Laura Boss’ newest collection The Best Lover (NYQ Books) continues the author’s signature style of audacious, irreverent, ironic narrative poems that somehow often fuse heartbreak, humor and intensity in unflinchingly honest poems that explore relationships: both family relationships and lovers, including living with the “L’Enfant Terrible” Beat poet that Allen Ginsberg called the best poet of the last quarter of the 20th Century.
This collection of poems, to be released September 15, 2017, examines the grief that follows a long-term relationship, 9/11, internet dating, the randomness of fate and the way choices made or not made affect the course of our lives. Baudelaire said, “the worst sin of poetry is to be boring.”

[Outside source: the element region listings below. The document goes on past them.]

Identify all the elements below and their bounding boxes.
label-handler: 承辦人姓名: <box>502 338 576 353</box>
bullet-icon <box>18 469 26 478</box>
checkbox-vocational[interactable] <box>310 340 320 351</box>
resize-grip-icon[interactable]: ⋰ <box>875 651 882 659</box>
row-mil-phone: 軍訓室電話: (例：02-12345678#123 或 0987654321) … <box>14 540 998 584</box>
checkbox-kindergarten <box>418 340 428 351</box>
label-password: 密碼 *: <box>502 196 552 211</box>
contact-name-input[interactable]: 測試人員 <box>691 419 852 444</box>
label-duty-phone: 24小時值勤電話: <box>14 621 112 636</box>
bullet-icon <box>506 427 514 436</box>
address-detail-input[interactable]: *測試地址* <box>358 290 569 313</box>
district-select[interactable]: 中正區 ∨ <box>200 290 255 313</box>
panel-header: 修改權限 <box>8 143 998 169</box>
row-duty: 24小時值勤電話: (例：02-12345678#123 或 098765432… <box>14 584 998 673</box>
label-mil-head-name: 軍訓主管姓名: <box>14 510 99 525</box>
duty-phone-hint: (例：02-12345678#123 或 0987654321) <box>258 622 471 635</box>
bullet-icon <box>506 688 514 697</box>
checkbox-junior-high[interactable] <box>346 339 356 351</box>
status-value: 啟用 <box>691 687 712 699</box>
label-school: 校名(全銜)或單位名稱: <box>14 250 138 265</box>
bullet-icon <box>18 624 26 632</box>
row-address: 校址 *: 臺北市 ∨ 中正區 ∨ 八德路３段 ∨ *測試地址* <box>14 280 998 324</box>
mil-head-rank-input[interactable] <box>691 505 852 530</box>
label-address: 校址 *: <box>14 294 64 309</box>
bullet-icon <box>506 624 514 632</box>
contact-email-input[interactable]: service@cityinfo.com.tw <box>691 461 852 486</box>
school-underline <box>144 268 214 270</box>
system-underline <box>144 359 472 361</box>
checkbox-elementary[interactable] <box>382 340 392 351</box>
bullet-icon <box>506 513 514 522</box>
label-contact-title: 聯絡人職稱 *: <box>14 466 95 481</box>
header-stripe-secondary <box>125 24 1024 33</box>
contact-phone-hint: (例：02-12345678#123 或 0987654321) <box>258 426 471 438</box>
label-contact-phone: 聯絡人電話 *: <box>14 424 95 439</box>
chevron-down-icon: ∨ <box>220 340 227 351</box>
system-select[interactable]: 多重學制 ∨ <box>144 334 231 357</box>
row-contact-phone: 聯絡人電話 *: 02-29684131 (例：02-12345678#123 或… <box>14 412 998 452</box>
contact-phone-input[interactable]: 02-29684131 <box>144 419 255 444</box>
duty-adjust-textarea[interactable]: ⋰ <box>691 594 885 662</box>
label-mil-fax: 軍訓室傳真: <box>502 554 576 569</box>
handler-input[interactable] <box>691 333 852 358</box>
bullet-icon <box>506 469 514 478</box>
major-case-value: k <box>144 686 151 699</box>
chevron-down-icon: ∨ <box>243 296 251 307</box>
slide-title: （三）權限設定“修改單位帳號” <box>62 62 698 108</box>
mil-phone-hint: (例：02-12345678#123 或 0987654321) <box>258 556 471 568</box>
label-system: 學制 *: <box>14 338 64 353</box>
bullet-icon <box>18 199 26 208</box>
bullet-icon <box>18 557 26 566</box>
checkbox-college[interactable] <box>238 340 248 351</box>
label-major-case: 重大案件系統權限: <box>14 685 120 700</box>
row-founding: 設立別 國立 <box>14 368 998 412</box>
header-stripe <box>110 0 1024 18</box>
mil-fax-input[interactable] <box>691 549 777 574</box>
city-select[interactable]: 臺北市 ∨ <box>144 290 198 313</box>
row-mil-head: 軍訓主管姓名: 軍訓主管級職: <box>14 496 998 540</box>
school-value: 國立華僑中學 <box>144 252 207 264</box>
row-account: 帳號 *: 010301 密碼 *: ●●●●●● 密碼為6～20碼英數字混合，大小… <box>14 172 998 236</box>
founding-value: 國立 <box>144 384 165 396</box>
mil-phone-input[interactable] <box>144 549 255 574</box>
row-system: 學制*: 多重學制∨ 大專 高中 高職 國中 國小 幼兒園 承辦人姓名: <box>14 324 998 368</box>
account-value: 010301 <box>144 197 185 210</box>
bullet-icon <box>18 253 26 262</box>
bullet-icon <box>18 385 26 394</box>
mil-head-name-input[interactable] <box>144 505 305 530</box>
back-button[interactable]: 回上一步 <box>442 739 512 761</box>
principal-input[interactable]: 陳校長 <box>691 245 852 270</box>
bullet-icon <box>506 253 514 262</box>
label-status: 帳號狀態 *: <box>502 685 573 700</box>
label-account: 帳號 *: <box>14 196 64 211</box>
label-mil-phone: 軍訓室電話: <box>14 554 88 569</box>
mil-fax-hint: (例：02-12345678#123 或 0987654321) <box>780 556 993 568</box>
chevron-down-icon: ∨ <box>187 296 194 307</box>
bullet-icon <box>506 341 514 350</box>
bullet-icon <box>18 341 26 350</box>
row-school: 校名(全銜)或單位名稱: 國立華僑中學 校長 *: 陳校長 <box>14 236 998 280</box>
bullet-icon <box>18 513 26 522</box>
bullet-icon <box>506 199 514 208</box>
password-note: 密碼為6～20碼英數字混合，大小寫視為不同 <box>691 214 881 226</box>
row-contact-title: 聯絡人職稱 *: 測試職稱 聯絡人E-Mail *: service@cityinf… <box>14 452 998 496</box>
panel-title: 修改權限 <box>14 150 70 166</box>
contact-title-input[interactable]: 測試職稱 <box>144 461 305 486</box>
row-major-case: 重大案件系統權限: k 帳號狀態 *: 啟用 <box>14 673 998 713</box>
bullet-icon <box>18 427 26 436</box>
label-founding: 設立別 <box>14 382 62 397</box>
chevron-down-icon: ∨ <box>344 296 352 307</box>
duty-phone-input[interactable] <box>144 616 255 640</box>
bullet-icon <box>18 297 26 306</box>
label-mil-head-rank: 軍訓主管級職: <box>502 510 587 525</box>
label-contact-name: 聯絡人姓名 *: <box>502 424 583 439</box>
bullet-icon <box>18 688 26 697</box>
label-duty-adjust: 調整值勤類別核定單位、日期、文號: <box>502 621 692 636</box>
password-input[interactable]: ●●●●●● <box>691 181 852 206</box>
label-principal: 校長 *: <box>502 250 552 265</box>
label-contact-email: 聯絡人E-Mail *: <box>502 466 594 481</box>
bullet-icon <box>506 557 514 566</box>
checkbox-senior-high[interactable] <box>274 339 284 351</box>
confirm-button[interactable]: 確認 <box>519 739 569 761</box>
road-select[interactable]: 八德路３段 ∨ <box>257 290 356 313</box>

Laura Boss’ poems are never boring. Ultimately, the book transcends its author’s journey and becomes an adventure of survival with which each reader can identify.

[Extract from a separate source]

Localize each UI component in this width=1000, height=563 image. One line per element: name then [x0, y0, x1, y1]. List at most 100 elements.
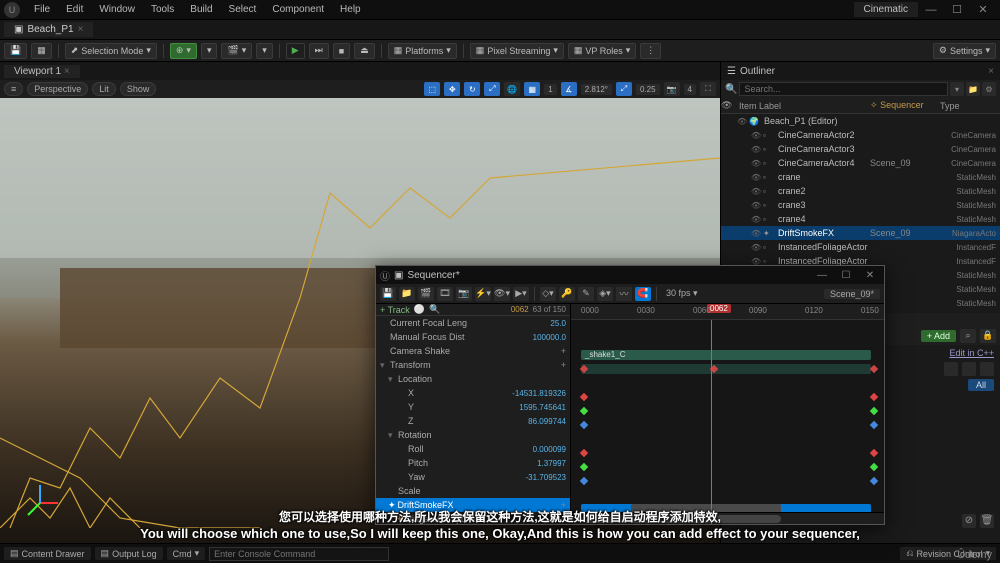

I love Laura Boss’ work. As I once wrote, “No one else can mix heartbreak and humor and come up with such fascinating, riveting poems.” She proves that again in The Best Lover, her most recent and strongest book.
—Lyn Lifshin, author of Cold Comfort
Laura Boss is one of the bravest poets I know. In narrative poems she peels away layers that protect us from truths we would prefer not to know. Using an understated tone and dry humor, she creates a unique and original voice to explore contemporary life and love. I have followed her career from her earliest books to this latest one and each book is more brilliant than the one before. She’s willing to laugh at herself and laugh at situations in which she finds herself. We laugh with her at her unexpected and hilarious narratives and unflinching look at life in the 21st century. I love her writing; I love this book! I think you will, too. You won’t be disappointed. I think she’s one of the great American poets.
—Maria Mazziotti Gillan, American Book Award winner
I once called Laura Boss a comic genius in the best madcap tradition of screwball comediennes, but she is so much more: Boss never enforces or insists upon her wisdom, but just when you’ve read or heard one of her poems for the tenth time, you have another epiphany realizing an aspect of the poem you had not considered and it becomes brand new. This, to me, is the sign of a good and lasting poet. The Best Lover is worth a tenth re-reading. After that, you should memorize your favorite poems and be grateful you’ve encountered this wonderful collection.